All statisticians are familiar with the classical arithmetic mean. Some statisticians are also familiar with the geometric mean. Whereas the arithmetic mean of *n* numbers is the sum divided by *n*, the geometric mean of *n* nonnegative numbers is the *n*_th root of the product of the numbers. The geometric mean is always less than the arithmetic mean.

Did you know that there is a hybrid quantity, called the arithmetic-geometric mean, which is defined by combining the two quantities? The arithmetic-geometric mean is only defined for two positive numbers, *x* and *y*. It is
defined as the limit of an alternating iterative process:

- Define a
_{1}= (*x*+*y*)/2 and g_{1}= sqrt(*x y*) to be the arithmetic and geometric means, respectively. -
Iteratively define a
_{n+1}= (a_{n}+ g_{n})/2 and g_{n+1}= sqrt(a_{n}g_{n}).

Interestingly, this process always converges. The number that it converges to is called the arithmetic-geometric mean of *x* and *y*, which is denoted by AGM(x,y). The AGM is between the geometric mean and the arithmetic mean. I am not aware of a multivariate generalization of the AGM function.

In SAS you can use the SAS/IML language or PROC FCMP to create a user-defined function that computes the arithmetic-geometric mean. Since the AGM is not a vector operation, I show the PROC FCMP approach:

proc fcmp outlib=work.funcs.MathFuncs; function AGM(x, y); if x<0 | y<0 then return( . ); epsilon = 1e-10; /* precision of computation */ a = mean(x, y); g = geomean(x,y); do while (abs(a - g) > epsilon); a_new = mean(a, g); g_new = geomean(a, g); a = a_new; g = g_new; end; return( mean(a, g) ); endsub; quit; /* test the function */ options cmplib=work.funcs; /* define location of function */ data _NULL_; agm = AGM(1, 0.8); put agm 18.14; run; |

0.89721143211504 |

An example of calling the new AGM function is shown for the two numbers 1 and 0.8. The arithmetic mean of 1 and 0.8 is 0.9. The geometric mean of 1 and 0.8 is sqrt(0.8) = 0.8944. The computation shows that the arithmetic-geometric mean is 0.8972, which is between the arithmetic and geometric means.

The following program computes the graph of the AGM function and displays a contour plot of the result. Note that AGM(*x*, *x*) = *x* for any nonnegative value of *x*.

data grid; do x = 0 to 5 by 0.1; do y = 0 to 5 by 0.1; agm = AGM(x, y); output; end; end; run; /* see https://blogs.sas.com/content/iml/2012/07/02/create-a-contour-plot-in-sas.html */ proc sgrender data=grid template=ContourPlotParm; dynamic _TITLE="Graph of Arithmetic-Geometric Mean AGM(x,y)" _X="x" _Y="y" _Z="AGM"; run; |

So, what is the arithmetic-geometric mean good for?

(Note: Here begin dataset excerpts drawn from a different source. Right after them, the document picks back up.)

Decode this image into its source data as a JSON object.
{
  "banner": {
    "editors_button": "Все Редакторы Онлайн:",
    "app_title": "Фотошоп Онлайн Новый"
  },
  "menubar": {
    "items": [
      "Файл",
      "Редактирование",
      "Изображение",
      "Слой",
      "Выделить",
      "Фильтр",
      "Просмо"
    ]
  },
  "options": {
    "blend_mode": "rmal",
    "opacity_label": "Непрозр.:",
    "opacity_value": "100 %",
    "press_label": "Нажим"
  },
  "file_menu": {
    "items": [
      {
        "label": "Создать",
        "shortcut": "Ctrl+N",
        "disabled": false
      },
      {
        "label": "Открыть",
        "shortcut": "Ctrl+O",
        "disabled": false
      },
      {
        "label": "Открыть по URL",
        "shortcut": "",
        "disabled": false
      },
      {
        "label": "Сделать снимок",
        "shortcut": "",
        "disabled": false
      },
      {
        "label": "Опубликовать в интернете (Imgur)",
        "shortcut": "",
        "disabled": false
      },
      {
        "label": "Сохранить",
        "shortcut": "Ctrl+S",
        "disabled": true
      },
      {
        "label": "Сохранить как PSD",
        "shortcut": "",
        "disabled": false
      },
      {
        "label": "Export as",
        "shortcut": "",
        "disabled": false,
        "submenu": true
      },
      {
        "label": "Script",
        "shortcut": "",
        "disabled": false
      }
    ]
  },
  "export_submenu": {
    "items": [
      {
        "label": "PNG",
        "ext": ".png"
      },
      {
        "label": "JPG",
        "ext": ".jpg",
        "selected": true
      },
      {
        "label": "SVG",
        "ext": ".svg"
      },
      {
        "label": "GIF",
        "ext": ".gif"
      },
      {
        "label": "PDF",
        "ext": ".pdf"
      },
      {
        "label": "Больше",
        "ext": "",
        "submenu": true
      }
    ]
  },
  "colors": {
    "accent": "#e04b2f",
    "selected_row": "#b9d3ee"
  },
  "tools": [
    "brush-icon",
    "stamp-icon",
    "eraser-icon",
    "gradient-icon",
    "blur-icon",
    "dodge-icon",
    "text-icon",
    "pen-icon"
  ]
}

The AGM seems mainly useful in applied mathematics and number theory for computing elliptic functions and elliptic integrals.
I am not aware of any applications to statistics, perhaps because the AGM is not defined for a sample that contains *n* elements when *n* > 2.

Although the AGM function is not used in statistics, the *iterative algorithm* that defines the AGM is a technique that I have seen often in computational statistics. When a researcher wants two conditions to hold simultaneously, one possible method is to alternately solve for each condition and prove that this iterative process converges to a solution that satisfies both conditions simultaneously. The iterative process can be an effective way to implement an optimization problem if each sub-optimization is simple.

In multivariate statistics, this technique is used in the method of alternating least squares, which is used in several SAS procedures such as PROC TRANSREG, VARCLUS, and MDS. In linear algebra, this technique is used in the method of alternating projections. I have used this technique to compute the closest correlation matrix to an arbitrary matrix.

One last interesting fact. There is another kind of mean called the harmonic mean. You can compute the arithmetic-harmonic mean by applying the same iterative algorithm, but replace the GEOMEAN function with the HARMEAN function. The process converges and the arithmetic-harmonic mean converges is equal to the geometric mean! Thus although this two-step definition might seem contrived, it is "natural" in the sense that it produces the geometric mean (of two numbers) from the arithmetic and harmonic means.